Y es aquí donde me planteo la siguiente cuestión: ¿Supone la dación en pago de vivienda una posible contravención de la prohibición de pacto comisorio? Mi opinión es que la dación en pago no es ''pro solvendo'' (cesión que implica un mandato irrevocable de enajenar e imputar lo cobrado al pago de la deuda pendiente) sino ''pro soluto'' (cesión que implica una transmisión definitiva que origina la extinción inmediata de la deuda). La hipoteca es un derecho de realización de valor: en caso de incumplimiento de la obligación principal, el bien dado en garantía ha de convertirse en una suma de dinero para cobrar el importe de la deuda. Incluso existe una figura jurídica propia del Derecho Justinianeo que encaja perfectamente en este puzzle: la datio in solutum necessaria. Dicha figura propia del Derecho Romano implica que en caso de insolvencia el deudor ofrece al acreedor una prestación distinta de la debida y este último ha de aceptarla por disposición de la ley. Pero hablamos entonces de un negocio distinto a la garantía real (la dación en pago o datio in solutum) por la que el banco se queda con la cosa dada en garantía para la extinción de la deuda, el cual puede ser contradictorio con el derecho base (la hipoteca) y uno de sus pilares: la prohibición de pacto comisorio.

En conclusión, tanto la Ley 1/2013 como el Real Decreto Ley 6/2012 están regulando una serie de garantías y medidas de protección para los deudores hipotecarios y dicho Real Decreto únicamente prevé la posibilidad de una dación en pago liberatoria de la deuda cumpliéndose una serie de requisitos previos y como último recurso.

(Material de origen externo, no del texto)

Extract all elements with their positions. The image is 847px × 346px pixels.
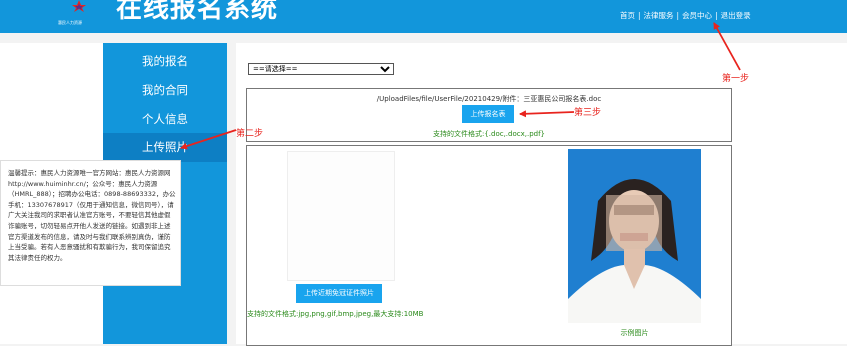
nav-home-link[interactable]: 首页: [620, 11, 635, 20]
step3-label: 第三步: [574, 108, 602, 118]
warm-notice: 温馨提示：惠民人力资源唯一官方网站：惠民人力资源网http://www.huim…: [0, 160, 181, 286]
sample-photo-caption: 示例图片: [620, 329, 649, 337]
nav-member-center-link[interactable]: 会员中心: [682, 11, 712, 20]
logo-mark-icon: [72, 0, 86, 12]
photo-upload-section: 上传近期免冠证件照片 支持的文件格式:jpg,png,gif,bmp,jpeg,…: [246, 145, 732, 346]
nav-logout-link[interactable]: 退出登录: [721, 11, 751, 20]
uploaded-file-path: /UploadFiles/file/UserFile/20210429/附件：三…: [376, 95, 602, 103]
sidebar-item-my-contract[interactable]: 我的合同: [103, 76, 227, 105]
photo-format-hint: 支持的文件格式:jpg,png,gif,bmp,jpeg,最大支持:10MB: [247, 310, 424, 318]
sidebar-item-upload-photo[interactable]: 上传照片: [103, 133, 227, 162]
form-upload-section: /UploadFiles/file/UserFile/20210429/附件：三…: [246, 88, 732, 142]
sidebar-item-personal-info[interactable]: 个人信息: [103, 105, 227, 134]
form-format-hint: 支持的文件格式:{.doc,.docx,.pdf}: [432, 130, 546, 138]
nav-legal-link[interactable]: 法律服务: [644, 11, 674, 20]
step2-label: 第二步: [236, 129, 264, 139]
registration-type-select[interactable]: ==请选择==: [248, 63, 394, 75]
sample-photo: [568, 149, 701, 323]
photo-preview: [287, 151, 395, 281]
top-nav: 首页 | 法律服务 | 会员中心 | 退出登录: [620, 11, 751, 20]
site-title: 在线报名系统: [116, 0, 279, 24]
site-logo[interactable]: 惠民人力资源: [58, 0, 108, 33]
step1-label: 第一步: [722, 74, 750, 84]
sidebar-item-my-registration[interactable]: 我的报名: [103, 47, 227, 76]
upload-photo-button[interactable]: 上传近期免冠证件照片: [296, 284, 382, 303]
logo-text: 惠民人力资源: [58, 20, 82, 25]
header-bar: 惠民人力资源 在线报名系统 首页 | 法律服务 | 会员中心 | 退出登录: [0, 0, 847, 33]
upload-form-button[interactable]: 上传报名表: [462, 105, 514, 123]
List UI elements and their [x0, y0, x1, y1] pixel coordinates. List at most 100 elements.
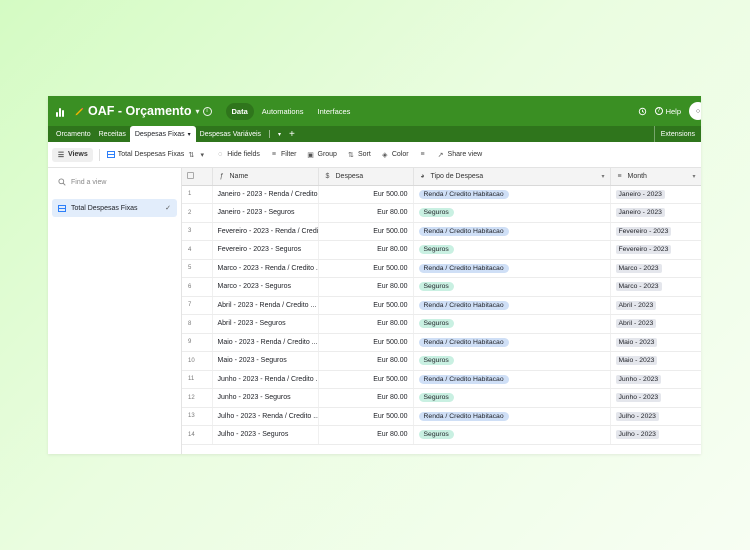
- table-row[interactable]: 14 Julho - 2023 - Seguros Eur 80.00 Seguros…: [182, 425, 701, 445]
- base-title[interactable]: OAF - Orçamento: [88, 104, 192, 118]
- tab-orcamento[interactable]: Orcamento: [52, 126, 95, 142]
- history-icon[interactable]: [638, 107, 647, 116]
- cell-month[interactable]: Abril - 2023: [610, 296, 701, 315]
- add-table-icon[interactable]: +: [285, 126, 299, 142]
- cell-name[interactable]: Abril - 2023 - Renda / Credito ...: [212, 296, 319, 315]
- cell-tipo[interactable]: Renda / Credito Habitacao: [413, 222, 611, 241]
- column-header-tipo[interactable]: ◕ Tipo de Despesa ▾: [413, 168, 611, 186]
- tabs-menu-chevron-icon[interactable]: ▾: [274, 126, 285, 142]
- cell-despesa[interactable]: Eur 80.00: [318, 203, 414, 223]
- cell-tipo[interactable]: Seguros: [413, 314, 611, 334]
- table-row[interactable]: 8 Abril - 2023 - Seguros Eur 80.00 Seguros A…: [182, 314, 701, 334]
- share-view-button[interactable]: ↗ Share view: [432, 148, 488, 162]
- cell-despesa[interactable]: Eur 500.00: [318, 185, 414, 204]
- table-row[interactable]: 2 Janeiro - 2023 - Seguros Eur 80.00 Seguro…: [182, 203, 701, 223]
- table-row[interactable]: 3 Fevereiro - 2023 - Renda / Credi... Eur …: [182, 222, 701, 241]
- table-row[interactable]: 13 Julho - 2023 - Renda / Credito ... Eur …: [182, 407, 701, 426]
- cell-despesa[interactable]: Eur 500.00: [318, 296, 414, 315]
- info-icon[interactable]: i: [202, 106, 212, 116]
- cell-despesa[interactable]: Eur 500.00: [318, 259, 414, 278]
- tab-receitas[interactable]: Receitas: [95, 126, 130, 142]
- table-row[interactable]: 6 Marco - 2023 - Seguros Eur 80.00 Seguros M…: [182, 277, 701, 297]
- column-header-month[interactable]: ≡ Month ▾: [610, 168, 701, 186]
- cell-month[interactable]: Maio - 2023: [610, 351, 701, 371]
- cell-month[interactable]: Marco - 2023: [610, 277, 701, 297]
- cell-tipo[interactable]: Renda / Credito Habitacao: [413, 333, 611, 352]
- column-header-name[interactable]: ƒ Name: [212, 168, 319, 186]
- cell-month[interactable]: Maio - 2023: [610, 333, 701, 352]
- tab-despesas-fixas[interactable]: Despesas Fixas ▾: [129, 126, 196, 142]
- cell-month[interactable]: Janeiro - 2023: [610, 185, 701, 204]
- cell-despesa[interactable]: Eur 500.00: [318, 407, 414, 426]
- cell-month[interactable]: Julho - 2023: [610, 425, 701, 445]
- table-row[interactable]: 7 Abril - 2023 - Renda / Credito ... Eur 5…: [182, 296, 701, 315]
- cell-despesa[interactable]: Eur 80.00: [318, 351, 414, 371]
- cell-despesa[interactable]: Eur 500.00: [318, 333, 414, 352]
- chevron-down-icon[interactable]: ▾: [196, 107, 200, 116]
- cell-month[interactable]: Fevereiro - 2023: [610, 240, 701, 260]
- extensions-button[interactable]: Extensions: [653, 126, 701, 142]
- avatar[interactable]: ○: [689, 102, 701, 120]
- current-view-button[interactable]: Total Despesas Fixas ⇅ ▾: [102, 148, 212, 162]
- cell-tipo[interactable]: Seguros: [413, 425, 611, 445]
- cell-name[interactable]: Marco - 2023 - Renda / Credito ...: [212, 259, 319, 278]
- chevron-down-icon[interactable]: ▾: [601, 173, 604, 180]
- help-button[interactable]: ? Help: [654, 107, 681, 116]
- cell-tipo[interactable]: Seguros: [413, 203, 611, 223]
- table-row[interactable]: 12 Junho - 2023 - Seguros Eur 80.00 Seguros…: [182, 388, 701, 408]
- tab-despesas-variaveis[interactable]: Despesas Variáveis: [196, 126, 265, 142]
- cell-name[interactable]: Abril - 2023 - Seguros: [212, 314, 319, 334]
- cell-despesa[interactable]: Eur 80.00: [318, 425, 414, 445]
- cell-name[interactable]: Junho - 2023 - Renda / Credito ...: [212, 370, 319, 389]
- select-all-checkbox[interactable]: [187, 171, 194, 179]
- cell-name[interactable]: Maio - 2023 - Renda / Credito ...: [212, 333, 319, 352]
- cell-name[interactable]: Fevereiro - 2023 - Seguros: [212, 240, 319, 260]
- nav-automations[interactable]: Automations: [256, 103, 310, 120]
- cell-month[interactable]: Fevereiro - 2023: [610, 222, 701, 241]
- sidebar-view-total-despesas-fixas[interactable]: Total Despesas Fixas ✓: [52, 199, 177, 217]
- row-height-button[interactable]: ≡: [414, 148, 432, 162]
- cell-month[interactable]: Marco - 2023: [610, 259, 701, 278]
- cell-despesa[interactable]: Eur 80.00: [318, 240, 414, 260]
- cell-name[interactable]: Maio - 2023 - Seguros: [212, 351, 319, 371]
- chevron-down-icon[interactable]: ▾: [188, 131, 191, 138]
- cell-despesa[interactable]: Eur 80.00: [318, 388, 414, 408]
- nav-data[interactable]: Data: [225, 102, 254, 120]
- cell-month[interactable]: Abril - 2023: [610, 314, 701, 334]
- group-button[interactable]: ▣ Group: [302, 148, 342, 162]
- cell-despesa[interactable]: Eur 80.00: [318, 314, 414, 334]
- views-button[interactable]: ☰ Views: [52, 147, 93, 162]
- bar-chart-logo-icon[interactable]: [56, 105, 68, 117]
- table-row[interactable]: 9 Maio - 2023 - Renda / Credito ... Eur 50…: [182, 333, 701, 352]
- cell-despesa[interactable]: Eur 500.00: [318, 222, 414, 241]
- column-header-despesa[interactable]: $ Despesa: [318, 168, 414, 186]
- sort-button[interactable]: ⇅ Sort: [342, 148, 376, 162]
- find-view-input[interactable]: Find a view: [52, 174, 177, 190]
- color-button[interactable]: ◈ Color: [376, 148, 414, 162]
- cell-name[interactable]: Julho - 2023 - Renda / Credito ...: [212, 407, 319, 426]
- table-row[interactable]: 4 Fevereiro - 2023 - Seguros Eur 80.00 Segu…: [182, 240, 701, 260]
- cell-tipo[interactable]: Renda / Credito Habitacao: [413, 407, 611, 426]
- cell-despesa[interactable]: Eur 80.00: [318, 277, 414, 297]
- cell-tipo[interactable]: Renda / Credito Habitacao: [413, 370, 611, 389]
- table-row[interactable]: 1 Janeiro - 2023 - Renda / Credito ... Eur…: [182, 185, 701, 204]
- cell-name[interactable]: Janeiro - 2023 - Seguros: [212, 203, 319, 223]
- table-row[interactable]: 11 Junho - 2023 - Renda / Credito ... Eur …: [182, 370, 701, 389]
- table-row[interactable]: 10 Maio - 2023 - Seguros Eur 80.00 Seguros M…: [182, 351, 701, 371]
- cell-name[interactable]: Fevereiro - 2023 - Renda / Credi...: [212, 222, 319, 241]
- cell-month[interactable]: Junho - 2023: [610, 370, 701, 389]
- cell-name[interactable]: Julho - 2023 - Seguros: [212, 425, 319, 445]
- cell-month[interactable]: Janeiro - 2023: [610, 203, 701, 223]
- cell-tipo[interactable]: Renda / Credito Habitacao: [413, 296, 611, 315]
- cell-despesa[interactable]: Eur 500.00: [318, 370, 414, 389]
- cell-tipo[interactable]: Seguros: [413, 388, 611, 408]
- cell-tipo[interactable]: Seguros: [413, 277, 611, 297]
- table-row[interactable]: 5 Marco - 2023 - Renda / Credito ... Eur 5…: [182, 259, 701, 278]
- cell-month[interactable]: Junho - 2023: [610, 388, 701, 408]
- cell-tipo[interactable]: Seguros: [413, 351, 611, 371]
- cell-name[interactable]: Marco - 2023 - Seguros: [212, 277, 319, 297]
- chevron-down-icon[interactable]: ▾: [692, 173, 695, 180]
- nav-interfaces[interactable]: Interfaces: [311, 103, 356, 120]
- cell-tipo[interactable]: Renda / Credito Habitacao: [413, 259, 611, 278]
- cell-tipo[interactable]: Seguros: [413, 240, 611, 260]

Y es que tipificar la obligatoriedad de la dación en pago como garantía protectora del deudor hipotecario para quedar liberado de su deuda en caso de insolvencia tal y como ha venido reclamándose puede traer graves consecuencias en mi opinión. En concreto supondría que las entidades financieras se encontrarían con una gran cantidad de bienes inmuebles en su propiedad con los que probablemente no sabrían que hacer, además de una inversión perdida. Sobre todo cuando el precio del remate en la subasta pública no cubre el importe del préstamo en su totalidad. O bien podría provocar que las entidades no concedieran apenas créditos hipotecarios o sometan estos a rigurosos requisitos de solvencia que garanticen el pago con creces, limitando así el acceso a la vivienda del ciudadano medio. Por tanto creo que la dación en pago siempre es una posibilidad que debe dejarse al arbitrio de la voluntad de las partes, es decir, que se admita siempre que se negocie con la entidad financiera y se pacte entre las partes antes de formalizar el préstamo, como hasta ahora ha venido haciéndose y tal como a partir del pasado año establece el Real Decreto, únicamente cuando sea absolutamente imposible la reestructuración de la deuda hipotecaria de quienes padecen extraordinarias dificultades para atender su pago.